The Smith Commission’s proposals for Scotland taking charge of a chunk of tax revenues won conditional support from economists, who said the changes would not destroy the UK’s ability to control the public finances.
Handing the Scottish government most of the income taxes paid by residents along with air passenger duty and 10 percentage points of value added tax would be complicated and occasionally distort incentives, they said, but some of the big concerns had been addressed.
Investors in the government bond market were convinced that the strictly limited powers for independent borrowing in Scotland would be “consistent with a sustainable overall UK fiscal framework” and were sufficient for the rest of the UK not to be burdened by a profligate government north of the border.
Alan Clarke, of Scotiabank, said that with the cost of borrowing to the UK government falling on Thursday, the bond market was “completely oblivious” to the Smith Commission report.
Brian Hilliard, of Société Générale, said the markets might take notice when they understood the proposals better, “but it is not something people are talking about”.
Academic economists tend to be more sceptical about tax devolution than those working in the financial sector. A poll of academic economists this month found a majority were opposed to devolving full income tax powers to Scotland.
However, as David Phillips, of the Institute for Fiscal Studies, pointed out, the proposals were designed to address some of the usual concerns of economists as expressed in such polls.

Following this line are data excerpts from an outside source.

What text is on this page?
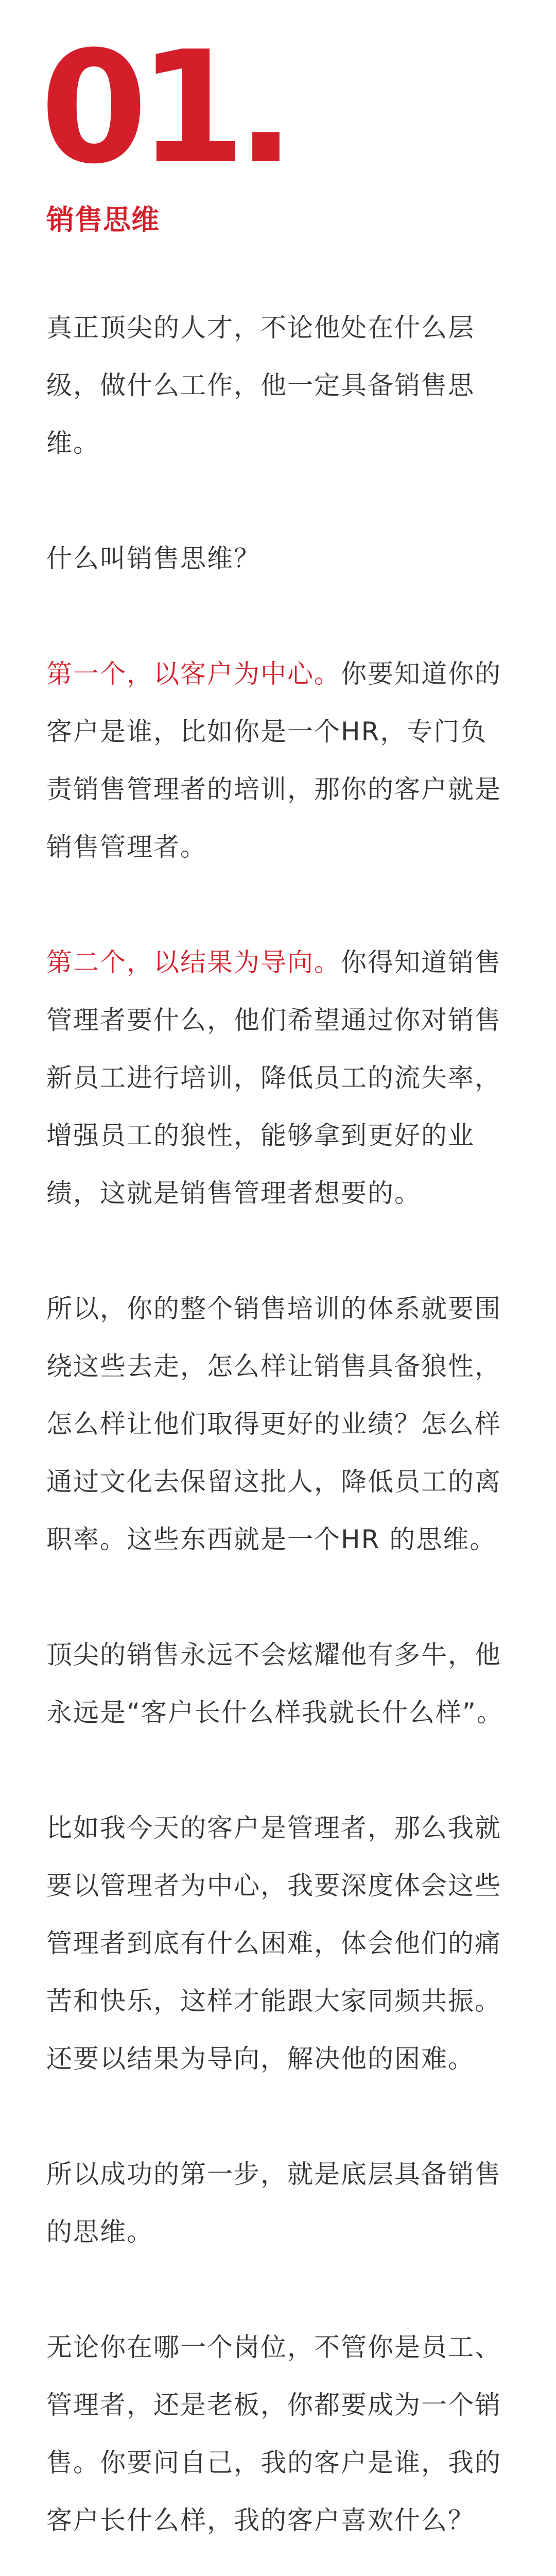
01.
销售思维

真正顶尖的人才，不论他处在什么层级，做什么工作，他一定具备销售思维。

什么叫销售思维？

第一个，以客户为中心。你要知道你的客户是谁，比如你是一个HR，专门负责销售管理者的培训，那你的客户就是销售管理者。

第二个，以结果为导向。你得知道销售管理者要什么，他们希望通过你对销售新员工进行培训，降低员工的流失率，增强员工的狼性，能够拿到更好的业绩，这就是销售管理者想要的。

所以，你的整个销售培训的体系就要围绕这些去走，怎么样让销售具备狼性，怎么样让他们取得更好的业绩？怎么样通过文化去保留这批人，降低员工的离职率。这些东西就是一个HR 的思维。

顶尖的销售永远不会炫耀他有多牛，他永远是“客户长什么样我就长什么样”。

比如我今天的客户是管理者，那么我就要以管理者为中心，我要深度体会这些管理者到底有什么困难，体会他们的痛苦和快乐，这样才能跟大家同频共振。还要以结果为导向，解决他的困难。

所以成功的第一步，就是底层具备销售的思维。

无论你在哪一个岗位，不管你是员工、管理者，还是老板，你都要成为一个销售。你要问自己，我的客户是谁，我的客户长什么样，我的客户喜欢什么？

Under the plans, Scotland’s budget would not suffer to a greater degree than the rest of the UK if there was a recession that hit income tax revenues across the country, but it would face budgetary strains if it managed its economy badly so that revenues north of the border grew slower than those in England.

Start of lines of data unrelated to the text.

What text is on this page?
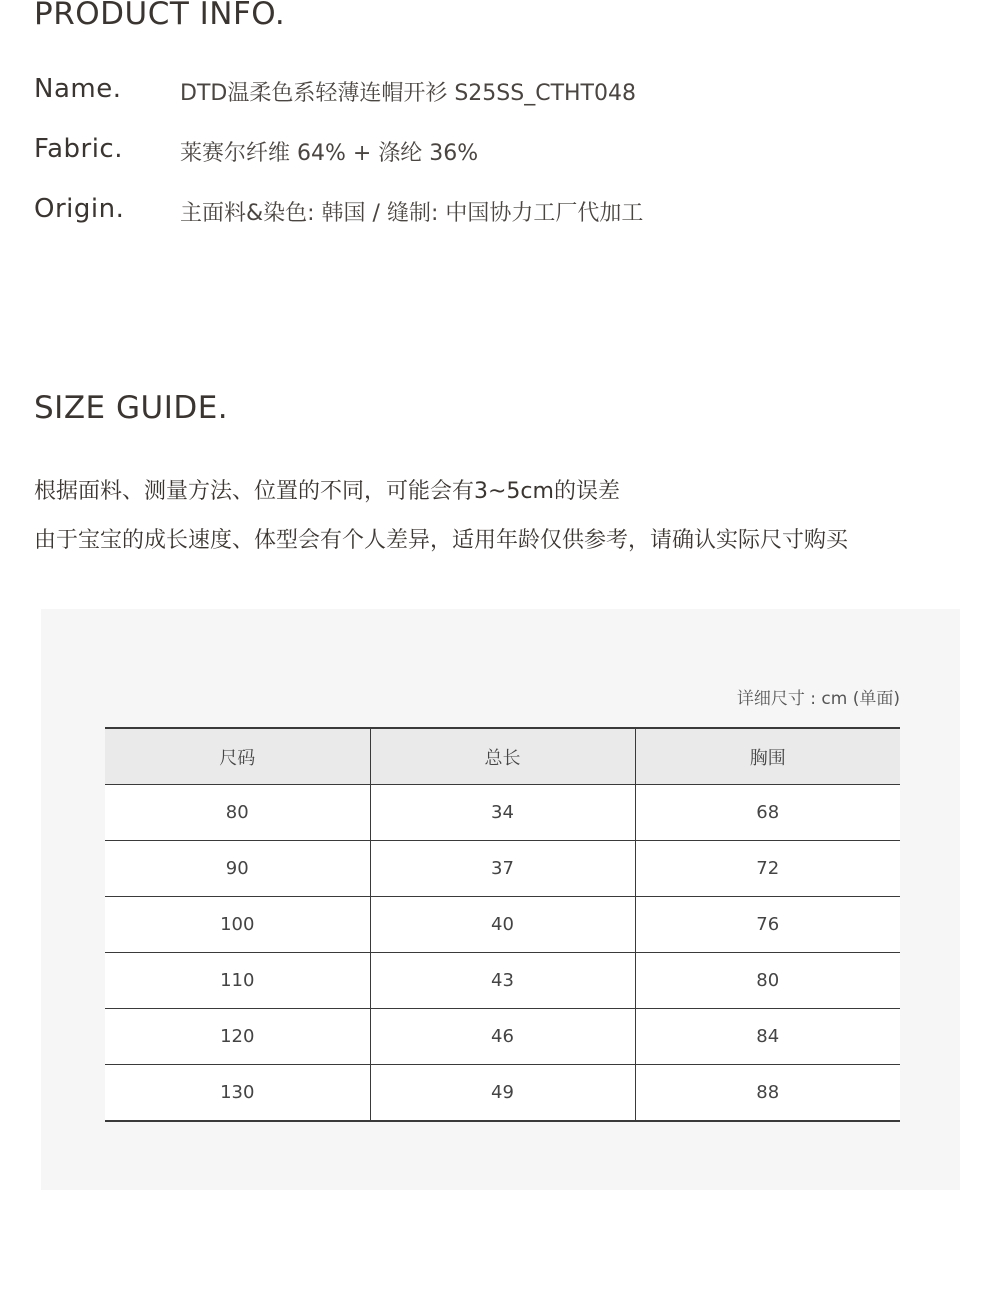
PRODUCT INFO.
Name.	DTD温柔色系轻薄连帽开衫 S25SS_CTHT048
Fabric.	莱赛尔纤维 64% + 涤纶 36%
Origin.	主面料&染色: 韩国 / 缝制: 中国协力工厂代加工
SIZE GUIDE.
根据面料、测量方法、位置的不同，可能会有3~5cm的误差
由于宝宝的成长速度、体型会有个人差异，适用年龄仅供参考，请确认实际尺寸购买
详细尺寸 : cm (单面)
尺码	总长	胸围
80	34	68
90	37	72
100	40	76
110	43	80
120	46	84
130	49	88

This provided incentives for the Scottish government to attempt to improve the economy and boost revenue. “It is a very good way of [devolving tax powers]. Scotland initially gets shielded [from shocks], but does have to pay its fair share in a consolidation,” Mr Phillips said.

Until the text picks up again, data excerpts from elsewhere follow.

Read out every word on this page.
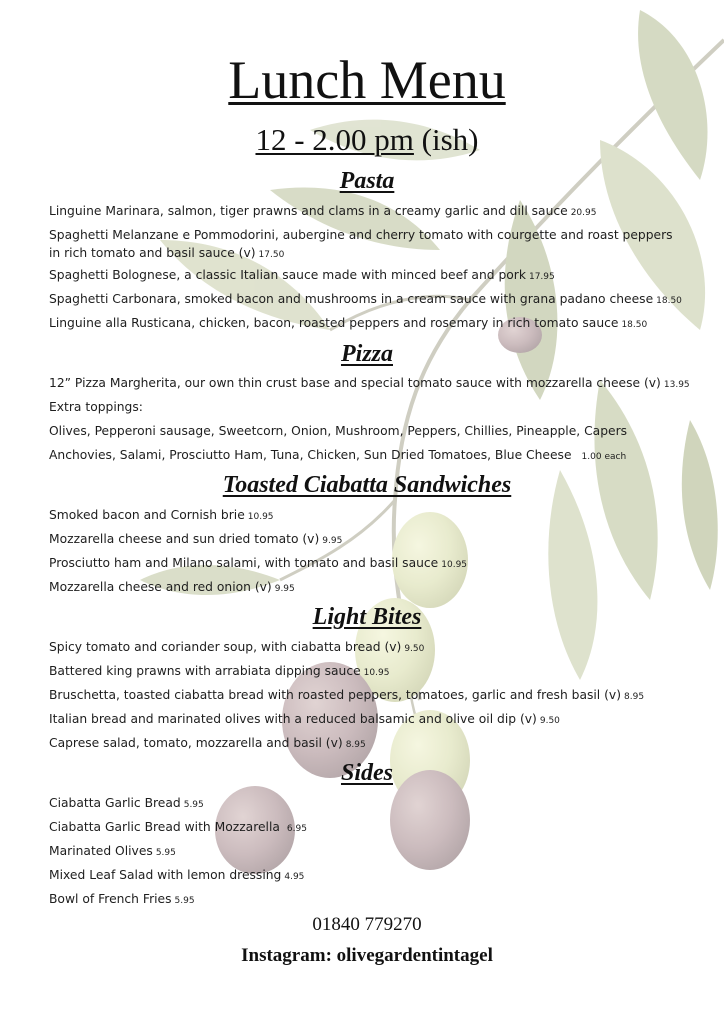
Lunch Menu
12 - 2.00 pm (ish)
Pasta
Linguine Marinara, salmon, tiger prawns and clams in a creamy garlic and dill sauce 20.95
Spaghetti Melanzane e Pommodorini, aubergine and cherry tomato with courgette and roast peppers in rich tomato and basil sauce (v) 17.50
Spaghetti Bolognese, a classic Italian sauce made with minced beef and pork 17.95
Spaghetti Carbonara, smoked bacon and mushrooms in a cream sauce with grana padano cheese 18.50
Linguine alla Rusticana, chicken, bacon, roasted peppers and rosemary in rich tomato sauce 18.50
Pizza
12” Pizza Margherita, our own thin crust base and special tomato sauce with mozzarella cheese (v) 13.95
Extra toppings:
Olives, Pepperoni sausage, Sweetcorn, Onion, Mushroom, Peppers, Chillies, Pineapple, Capers
Anchovies, Salami, Prosciutto Ham, Tuna, Chicken, Sun Dried Tomatoes, Blue Cheese 1.00 each
Toasted Ciabatta Sandwiches
Smoked bacon and Cornish brie 10.95
Mozzarella cheese and sun dried tomato (v) 9.95
Prosciutto ham and Milano salami, with tomato and basil sauce 10.95
Mozzarella cheese and red onion (v) 9.95
Light Bites
Spicy tomato and coriander soup, with ciabatta bread (v) 9.50
Battered king prawns with arrabiata dipping sauce 10.95
Bruschetta, toasted ciabatta bread with roasted peppers, tomatoes, garlic and fresh basil (v) 8.95
Italian bread and marinated olives with a reduced balsamic and olive oil dip (v) 9.50
Caprese salad, tomato, mozzarella and basil (v) 8.95
Sides
Ciabatta Garlic Bread 5.95
Ciabatta Garlic Bread with Mozzarella 6.95
Marinated Olives 5.95
Mixed Leaf Salad with lemon dressing 4.95
Bowl of French Fries 5.95
01840 779270
Instagram: olivegardentintagel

With half of VAT alongside income tax and other taxes devolved, Scotland would have direct control over the revenues for about 60 per cent of its spending, the IFS said, agreeing with an assessment of the Treasury.
Angus Armstrong, of the National Institute of Economic and Social Research, called the proposals “everything and nothing” because lots of revenue was being devolved but the sense of direction was that Edinburgh would not get unlimited powers to borrow.
Many economists pointed out potential complications that might arise if Scotland were to go its own way with the income tax rates it controlled.
With the UK income tax rates still applying to dividend and savings tax income, for example, raising the top rate of income tax back to 50 per cent would encourage rich people in Edinburgh and Aberdeen to convert earned income into dividends or capital gains. Such spillovers, according to Mr Armstrong, were the greatest weakness of the proposals.
The IFS complained that the devolution of income tax without national insurance would complicate any plans to merge the two taxes.
Tony Yates, of Bristol university, said that without an integrated income tax system, the UK would find it more difficult to use fiscal policy to stimulate the economy, should a future government think that is necessary.
He called for an override to devolution “where the powers could be suspended” in the legislation to cover the possibility.
One of the tests of devolution will be the extent to which the Scottish government feels it is able to go its own way in designing the tax system. It has already proposed changes to stamp duty , but might feel unable to raise income tax significantly for fear that richer people might move south of the border.